Out of the blue, Claire Kubik's (Ashley Judd) world falls apart as her husband (Jim Caviezel) is arrested for killing countless innocent people during a military operation many years back. A successful lawyer herself, she is determined to represent him, but quickly learns that the military deals with legal matters in their own ways. Civilians are not only unwelcome, they are, in fact, treated like an enemy with a viciousness that is surprising to the young woman. Therefore, she hires ex-military lawyer Charlie Grimes (Morgan Freeman) to help her defend her husband. As they explore the case, they discover that they may have hit upon a big government cover-up, in which her husband is supposed to serve as the scapegoat to take the fall.

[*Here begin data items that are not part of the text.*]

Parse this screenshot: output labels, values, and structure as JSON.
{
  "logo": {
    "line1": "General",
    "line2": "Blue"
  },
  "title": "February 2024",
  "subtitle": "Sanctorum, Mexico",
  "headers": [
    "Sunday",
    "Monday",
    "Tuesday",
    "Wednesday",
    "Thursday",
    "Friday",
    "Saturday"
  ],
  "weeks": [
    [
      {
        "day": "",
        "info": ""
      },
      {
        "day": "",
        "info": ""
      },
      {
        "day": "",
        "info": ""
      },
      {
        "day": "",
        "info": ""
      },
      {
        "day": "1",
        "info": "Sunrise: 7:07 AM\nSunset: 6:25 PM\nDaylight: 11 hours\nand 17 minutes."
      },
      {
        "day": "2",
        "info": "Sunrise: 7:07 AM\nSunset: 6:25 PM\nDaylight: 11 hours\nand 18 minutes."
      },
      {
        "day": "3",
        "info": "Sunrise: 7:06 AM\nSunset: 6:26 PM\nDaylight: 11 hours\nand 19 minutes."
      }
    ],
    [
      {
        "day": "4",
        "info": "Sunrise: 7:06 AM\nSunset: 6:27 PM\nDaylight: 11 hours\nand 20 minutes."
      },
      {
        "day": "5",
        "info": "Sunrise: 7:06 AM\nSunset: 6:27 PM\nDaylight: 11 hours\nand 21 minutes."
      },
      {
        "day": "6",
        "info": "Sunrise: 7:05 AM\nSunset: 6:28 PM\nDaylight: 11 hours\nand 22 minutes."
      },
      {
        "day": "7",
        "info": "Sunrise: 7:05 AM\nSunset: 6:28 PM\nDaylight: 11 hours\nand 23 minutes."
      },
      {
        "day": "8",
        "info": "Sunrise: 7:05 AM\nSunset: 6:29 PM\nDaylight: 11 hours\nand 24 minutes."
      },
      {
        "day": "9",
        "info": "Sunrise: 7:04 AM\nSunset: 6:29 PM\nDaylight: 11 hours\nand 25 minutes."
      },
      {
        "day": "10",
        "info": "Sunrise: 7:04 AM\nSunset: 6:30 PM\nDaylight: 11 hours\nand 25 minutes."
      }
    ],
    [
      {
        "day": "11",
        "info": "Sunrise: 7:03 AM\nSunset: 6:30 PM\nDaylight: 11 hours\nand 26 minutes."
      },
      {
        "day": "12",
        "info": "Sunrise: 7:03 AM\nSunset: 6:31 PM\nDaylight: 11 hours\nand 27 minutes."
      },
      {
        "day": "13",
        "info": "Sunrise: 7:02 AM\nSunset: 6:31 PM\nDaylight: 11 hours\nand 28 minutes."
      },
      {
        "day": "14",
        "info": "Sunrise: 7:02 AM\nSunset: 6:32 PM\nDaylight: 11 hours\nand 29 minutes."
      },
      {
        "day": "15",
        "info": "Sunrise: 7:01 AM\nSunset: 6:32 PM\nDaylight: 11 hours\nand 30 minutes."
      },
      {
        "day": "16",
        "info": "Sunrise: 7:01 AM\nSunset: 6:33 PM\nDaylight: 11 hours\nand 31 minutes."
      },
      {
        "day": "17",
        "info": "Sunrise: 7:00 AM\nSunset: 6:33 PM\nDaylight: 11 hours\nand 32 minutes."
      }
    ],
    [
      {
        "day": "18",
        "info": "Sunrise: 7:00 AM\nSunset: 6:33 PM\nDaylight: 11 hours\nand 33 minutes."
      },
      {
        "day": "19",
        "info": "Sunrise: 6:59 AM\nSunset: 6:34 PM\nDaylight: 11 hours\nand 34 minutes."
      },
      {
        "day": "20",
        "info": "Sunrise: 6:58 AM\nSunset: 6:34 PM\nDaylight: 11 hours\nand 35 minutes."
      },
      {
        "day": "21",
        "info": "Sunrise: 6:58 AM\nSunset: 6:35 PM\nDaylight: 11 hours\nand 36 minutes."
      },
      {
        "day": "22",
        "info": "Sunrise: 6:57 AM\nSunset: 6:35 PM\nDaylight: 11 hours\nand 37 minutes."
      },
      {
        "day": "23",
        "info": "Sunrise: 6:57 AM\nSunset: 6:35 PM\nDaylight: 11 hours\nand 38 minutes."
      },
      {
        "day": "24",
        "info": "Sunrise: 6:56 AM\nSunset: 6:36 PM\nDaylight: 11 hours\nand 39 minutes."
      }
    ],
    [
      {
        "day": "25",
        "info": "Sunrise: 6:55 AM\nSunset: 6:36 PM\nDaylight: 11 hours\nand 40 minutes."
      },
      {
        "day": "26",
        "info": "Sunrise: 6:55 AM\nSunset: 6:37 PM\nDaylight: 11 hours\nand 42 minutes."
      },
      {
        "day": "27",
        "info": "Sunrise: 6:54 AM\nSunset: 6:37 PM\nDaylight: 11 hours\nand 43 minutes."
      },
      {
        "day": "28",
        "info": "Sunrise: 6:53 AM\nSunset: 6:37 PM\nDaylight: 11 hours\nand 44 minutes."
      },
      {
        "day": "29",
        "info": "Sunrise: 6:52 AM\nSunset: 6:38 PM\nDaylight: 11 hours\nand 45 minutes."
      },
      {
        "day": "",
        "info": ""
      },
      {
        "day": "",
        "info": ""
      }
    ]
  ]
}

Featuring a 1080p high definition transfer, 20th Century Fox Home Entertainment delivers 'High Crimes' in its original 2.35:1 widescreen aspect ratio on this release. As expected from such a relatively new movie, the transfer is sparkling clean without blemishes or defects of any kind, making sure it looks the best it could. The level of detail in the presentation is impressive, rendering an image that is incredibly sharp and holds details that were previously lost. PArticularly during night time scenes, the transfer shines by creating an image that is bold and deep. The color reproduction is strong and nicely restores the various color schemes used throughout the film for atmosphere. Black levels are meticulous, creating deep blacks and shadows that never lose definition, yet are impenetrable whenever desired.
A DTS 5.1 HD Master Audio track accompanies the film, along with a French Dolby Digital 5.1 and a Spanish Dolby surround track. The multichannel mix is very active and makes good use of the surround channels. Though there are few moments in this film during which discrete surround sounds could be put to use very aggressively, the movie mostly relies on the surround channels to enhance the ambiance of the images we see on the screen. Dialogues are nicely integrated and always understandable and are never drowned out by the music of sound effects.
'High Crimes' contains a commentary track featuring director Carl Franklin in which he talks about his ambitions, the production and his cast in quite some length. The track is very informative and manages to relay a good amount of specifics about the making of the movie.
Culled from the DVD version are also 6 featurettes that cover many of the aspects touched upon in the movie, such as beating a polygraph, the differences between Civilian Law and Military Law among others. They are quite informative and make a great addition to the disc.
The release is rounded out by the movie's theatrical trailer.
'High Crimes' is not a bad film. It's not a great one either. It is an entertaining thriller that manages to create suspense despite the fact that it is very formulaic and offers very little new or surprising. Still Judd's and Freeman's performances help keep the movie grounded and the direction help move the film along at a brisk pace. This high definition release gives the film a new sparkle and definitely improves upon the previous DVD version by allowing the image to come to live more vividly.